100 miniatures, Péniche Opéra 2015. Photographie Mathilde Michel.
Oui , le « théâtre musical » est bien vivant ! La nouvelle création de la Péniche Opéra le prouve abondamment et avec brio. Plus qu'une pièce de théâtre associée à une musique ces 100 miniatures sont bien une triple partition où texte, musique et mise en scène interagissent en permanence pour créer un objet poétique atypique et captivant. Philippe Myniana est parti de fragments de vie, de bribes de discours quotidiens, dans une langue populaire souvent décalée, celle très concrète des petites gens, dans laquelle s'entendent en creux ces simples drames qui font la vie telle qu'elle est, et par le jeu de leur retour cyclique en une polyphonie fascinante, il réussit à nous raconter l'histoire de quatre personnages et de leur milieu. La musique de Bruno Gillet se veut modeste : quatre instruments familiers sur la scène : piano droit et percussions, violon, guitare et accordéon commentent, rythment, soutiennent et font parler le texte par des effets de retours thématiques, sans jamais empiéter sur la musicalité même de ce livret étonnant qui semble à mi-chemin entre Queneau et Maeterlinck. Un peu de lyrisme, tout de même, vient de temps en temps ouvrir une clairière musicale mais comme un clin d'œil. Amusante ces quatre recettes chantées, « les recettes d'Annette » : le ragoût de saucisses a la pomme ; les beignets à la rose ; le pâté de foie aux pruneaux et le pain perdu qui réunissent les solistes en une sorte de madrigal. Quelques unissons sur un mot une phrase rythment le texte comme la crécelle qu'agite Vincent Leterme a chaque reprise de l'action et un très joli interlude que notre mémoire ne réussit plus très bien à situer crée une respiration dans la petite mais dense heure que dure la pièce.
100 miniatures, Péniche Opéra 2015. Photographie Mathilde Michel.
On rit, on est touché, on jubile face autant d'inventivité. La mise en scène de Mireille Laroche joue habilement d'un espace scénique en quatre cases : entrée, cuisine, salle à manger, salon, que les solistes recomposent au fil des scènes. La scénographie de Thibaut Fack trouve le moyen d'être tout à la fois ordinaire et élégante.
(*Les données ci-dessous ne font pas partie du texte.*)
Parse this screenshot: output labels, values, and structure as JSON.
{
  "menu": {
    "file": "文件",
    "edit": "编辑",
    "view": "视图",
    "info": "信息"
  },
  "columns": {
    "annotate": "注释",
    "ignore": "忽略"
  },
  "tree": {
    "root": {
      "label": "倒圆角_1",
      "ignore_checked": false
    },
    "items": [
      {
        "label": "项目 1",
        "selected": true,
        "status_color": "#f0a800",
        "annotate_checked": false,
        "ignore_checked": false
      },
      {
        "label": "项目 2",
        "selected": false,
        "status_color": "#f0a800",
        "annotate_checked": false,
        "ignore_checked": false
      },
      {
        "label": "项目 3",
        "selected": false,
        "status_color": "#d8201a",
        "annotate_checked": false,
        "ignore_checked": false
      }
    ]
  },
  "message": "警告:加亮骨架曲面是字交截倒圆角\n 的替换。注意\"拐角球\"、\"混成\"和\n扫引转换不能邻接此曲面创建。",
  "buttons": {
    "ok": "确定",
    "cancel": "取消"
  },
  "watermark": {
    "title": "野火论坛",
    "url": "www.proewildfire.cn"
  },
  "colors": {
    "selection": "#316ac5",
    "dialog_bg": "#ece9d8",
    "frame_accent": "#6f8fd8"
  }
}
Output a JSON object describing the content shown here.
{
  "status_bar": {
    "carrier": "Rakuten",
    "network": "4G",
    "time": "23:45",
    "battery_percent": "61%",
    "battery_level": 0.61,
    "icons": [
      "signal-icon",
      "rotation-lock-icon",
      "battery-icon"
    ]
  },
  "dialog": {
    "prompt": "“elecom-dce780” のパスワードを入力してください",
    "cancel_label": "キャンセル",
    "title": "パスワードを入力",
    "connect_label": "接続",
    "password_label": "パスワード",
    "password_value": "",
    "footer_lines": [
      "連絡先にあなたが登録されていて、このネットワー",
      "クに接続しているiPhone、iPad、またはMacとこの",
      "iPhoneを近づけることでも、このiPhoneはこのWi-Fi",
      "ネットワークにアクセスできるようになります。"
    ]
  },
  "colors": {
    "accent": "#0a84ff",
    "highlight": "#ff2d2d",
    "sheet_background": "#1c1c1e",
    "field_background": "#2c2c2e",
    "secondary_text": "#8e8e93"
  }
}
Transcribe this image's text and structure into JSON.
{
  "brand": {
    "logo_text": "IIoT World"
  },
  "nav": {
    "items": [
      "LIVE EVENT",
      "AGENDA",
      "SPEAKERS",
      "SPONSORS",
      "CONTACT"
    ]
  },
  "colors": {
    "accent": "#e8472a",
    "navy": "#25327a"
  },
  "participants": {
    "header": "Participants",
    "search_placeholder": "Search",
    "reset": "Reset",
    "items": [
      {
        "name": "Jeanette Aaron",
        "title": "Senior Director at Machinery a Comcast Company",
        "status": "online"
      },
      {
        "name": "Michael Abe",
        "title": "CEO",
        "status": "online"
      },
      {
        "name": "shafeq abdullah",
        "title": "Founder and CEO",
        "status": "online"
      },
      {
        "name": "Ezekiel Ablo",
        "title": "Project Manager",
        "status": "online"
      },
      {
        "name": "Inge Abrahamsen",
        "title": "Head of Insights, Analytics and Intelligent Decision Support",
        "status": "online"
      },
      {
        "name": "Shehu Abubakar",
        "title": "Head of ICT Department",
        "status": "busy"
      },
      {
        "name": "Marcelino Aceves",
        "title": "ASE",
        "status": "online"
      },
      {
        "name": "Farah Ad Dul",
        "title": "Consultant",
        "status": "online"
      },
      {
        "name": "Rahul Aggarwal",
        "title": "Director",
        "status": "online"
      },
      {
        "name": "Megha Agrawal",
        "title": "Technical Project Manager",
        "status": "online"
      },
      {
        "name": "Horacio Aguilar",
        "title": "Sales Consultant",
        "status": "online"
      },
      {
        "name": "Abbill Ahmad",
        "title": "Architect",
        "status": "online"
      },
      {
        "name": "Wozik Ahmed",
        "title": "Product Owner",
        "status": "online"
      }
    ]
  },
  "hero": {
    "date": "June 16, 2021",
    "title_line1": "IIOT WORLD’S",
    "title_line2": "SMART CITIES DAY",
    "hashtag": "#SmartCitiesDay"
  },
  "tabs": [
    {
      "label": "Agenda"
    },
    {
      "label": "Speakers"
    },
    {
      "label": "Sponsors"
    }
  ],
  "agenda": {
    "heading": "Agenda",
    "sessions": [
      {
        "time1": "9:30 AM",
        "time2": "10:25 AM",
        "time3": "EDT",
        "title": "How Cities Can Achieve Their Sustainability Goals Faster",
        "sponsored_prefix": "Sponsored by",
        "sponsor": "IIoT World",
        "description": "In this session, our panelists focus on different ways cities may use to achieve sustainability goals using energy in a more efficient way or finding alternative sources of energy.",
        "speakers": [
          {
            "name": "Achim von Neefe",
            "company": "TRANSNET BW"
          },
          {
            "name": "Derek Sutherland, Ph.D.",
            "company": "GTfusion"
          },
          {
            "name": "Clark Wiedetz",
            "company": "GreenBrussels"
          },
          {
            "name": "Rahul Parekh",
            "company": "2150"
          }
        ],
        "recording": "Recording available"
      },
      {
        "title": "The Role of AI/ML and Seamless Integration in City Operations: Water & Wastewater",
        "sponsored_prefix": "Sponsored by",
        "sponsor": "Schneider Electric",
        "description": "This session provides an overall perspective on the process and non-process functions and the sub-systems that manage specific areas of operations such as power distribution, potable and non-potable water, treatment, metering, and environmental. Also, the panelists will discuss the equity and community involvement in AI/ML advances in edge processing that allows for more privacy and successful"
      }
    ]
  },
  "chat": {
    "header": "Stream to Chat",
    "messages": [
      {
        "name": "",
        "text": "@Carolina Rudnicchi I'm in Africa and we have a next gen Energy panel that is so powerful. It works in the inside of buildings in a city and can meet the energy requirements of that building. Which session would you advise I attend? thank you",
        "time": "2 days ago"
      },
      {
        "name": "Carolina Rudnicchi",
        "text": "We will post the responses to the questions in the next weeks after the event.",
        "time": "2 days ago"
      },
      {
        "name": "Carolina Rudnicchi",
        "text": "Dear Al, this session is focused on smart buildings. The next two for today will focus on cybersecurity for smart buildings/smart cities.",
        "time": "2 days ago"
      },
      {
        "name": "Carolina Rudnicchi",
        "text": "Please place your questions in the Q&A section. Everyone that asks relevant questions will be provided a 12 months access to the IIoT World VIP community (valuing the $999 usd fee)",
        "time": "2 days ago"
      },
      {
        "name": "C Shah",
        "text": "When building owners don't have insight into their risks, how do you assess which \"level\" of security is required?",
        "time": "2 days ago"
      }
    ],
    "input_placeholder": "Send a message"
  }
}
Il faut saluer la virtuosité des quatre chanteurs qui construisent leurs personnages par petites touches et leur donnent une authentique présence : le doux quinquagénaire rêveur de Paul-Alexandre Dubois qui revient sans cesse sur ce qui semble être sa rencontre amoureuse avec la petite veuve, ménagère fragile qui se rassure dans sa solitude par ses gestes quotidiens, merveilleusement incarnée par Edwige Bourdy ; l'homme jeune tout en fougue et au bord du délire de Christophe Crapez ; la jeune femme douloureuse et révoltée d'Eléonore Pancrazi à qui une lettre vient annoncer d'évidence la perte d'un être cher et qui refuse de l'accepter. Tous quatre finiront, réunis sous un unique parapluie, en habits du dimanche, évoquant dans un ultime chant à l'unisson une mer noire où l'on a l'impression d'entendre une image de la mort, mais d'une mort simple, normale, naturelle, sans drame, à l'image de ce mélodrame qui conjugue habilement rêve sans onirisme et réalité sans réalisme. Une très grande réussite.
Représentations jusqu'au 15 mars et du 27 mars au 19 avril, au Vingtième Théâtre et les 9 et 10 mai au Théâtre Jean-Vilar de Vitry sur Seine.